I have read your book, and now feel compelled to take action. As a young adult who wants to do something, where do I start? 

Start talking about it. Talk about it in your family. Talk about it to your friends. That tends to then at least begin to get people thinking and shifting the culture. The second thing — become more informed. Read stuff, join an advocacy group that is advocating for these issues. But you have to do some of that yourself. Don’t just pay attention to social media; look into news outlets like NPR or PBS or a regular news network. 

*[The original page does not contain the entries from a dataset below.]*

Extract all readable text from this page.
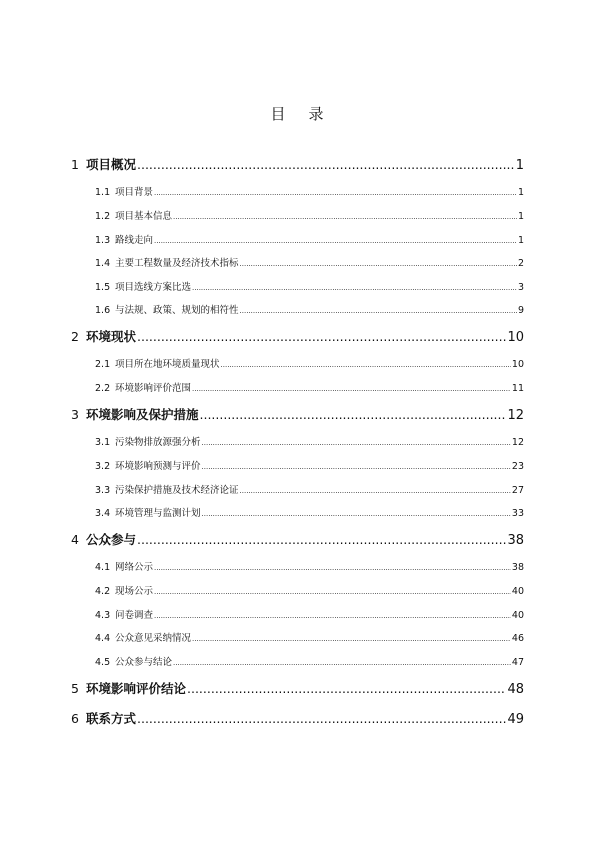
目 录
1 项目概况 .....	1
1.1 项目背景 .....	1
1.2 项目基本信息 .....	1
1.3 路线走向 .....	1
1.4 主要工程数量及经济技术指标 .....	2
1.5 项目选线方案比选 .....	3
1.6 与法规、政策、规划的相符性 .....	9
2 环境现状 .....	10
2.1 项目所在地环境质量现状 .....	10
2.2 环境影响评价范围 .....	11
3 环境影响及保护措施 .....	12
3.1 污染物排放源强分析 .....	12
3.2 环境影响预测与评价 .....	23
3.3 污染保护措施及技术经济论证 .....	27
3.4 环境管理与监测计划 .....	33
4 公众参与 .....	38
4.1 网络公示 .....	38
4.2 现场公示 .....	40
4.3 问卷调查 .....	40
4.4 公众意见采纳情况 .....	46
4.5 公众参与结论 .....	47
5 环境影响评价结论 .....	48
6 联系方式 .....	49
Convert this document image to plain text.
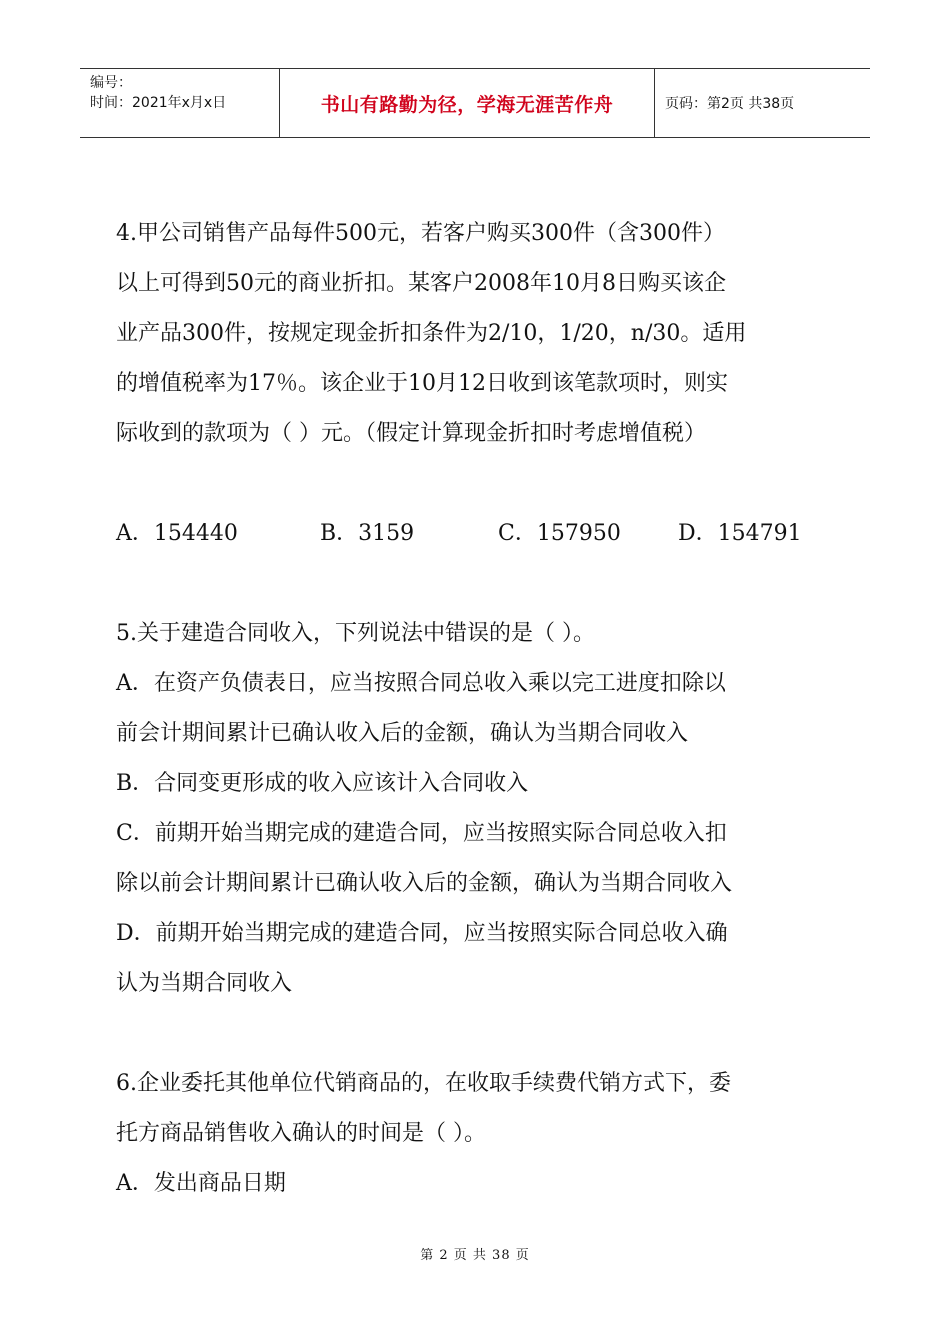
编号：
时间：2021年x月x日	书山有路勤为径，学海无涯苦作舟	页码：第2页 共38页
4.甲公司销售产品每件500元，若客户购买300件（含300件）
以上可得到50元的商业折扣。某客户2008年10月8日购买该企
业产品300件，按规定现金折扣条件为2/10，1/20，n/30。适用
的增值税率为17％。该企业于10月12日收到该笔款项时，则实
际收到的款项为（ ）元。（假定计算现金折扣时考虑增值税）
A．154440	B．3159	C．157950	D．154791
5.关于建造合同收入，下列说法中错误的是（ ）。
A．在资产负债表日，应当按照合同总收入乘以完工进度扣除以
前会计期间累计已确认收入后的金额，确认为当期合同收入
B．合同变更形成的收入应该计入合同收入
C．前期开始当期完成的建造合同，应当按照实际合同总收入扣
除以前会计期间累计已确认收入后的金额，确认为当期合同收入
D．前期开始当期完成的建造合同，应当按照实际合同总收入确
认为当期合同收入
6.企业委托其他单位代销商品的，在收取手续费代销方式下，委
托方商品销售收入确认的时间是（ ）。
A．发出商品日期
第 2 页 共 38 页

In general, people are not well-informed about the role of government in a lot of things. It does connect in this way to  poverty and hunger. If you really care about hungry people, you have to take your citizenship seriously. 

Arthur Simon is founder and president emeritus of Bread for the World, a national citizens’ voice urging our nation’s decision-makers to help end hunger at home and abroad. He has written a number of books, including The Politics of World Hunger, which he coauthored with his brother, Paul Simon, the late US senator from Illinois.

Ana O’Quin is a senior social work major with a poverty and social justice minor at Baylor University. She loves being invested in the Waco community through mentoring in Young Life, volunteering with an anti-trafficking organization, and interning at Mission Waco, a local nonprofit. O’Quin is planning to pursue her masters in social work and engage in macro-level policy work in the future. She grew up overseas in Indonesia and loves to jump on a plane and travel at every chance that she gets. O’Quin was a 2019 recipient of the Center for Public Justice’s Hatfield Prize and authored the policy report “The Hidden Epidemic of Teen Food Insecurity.”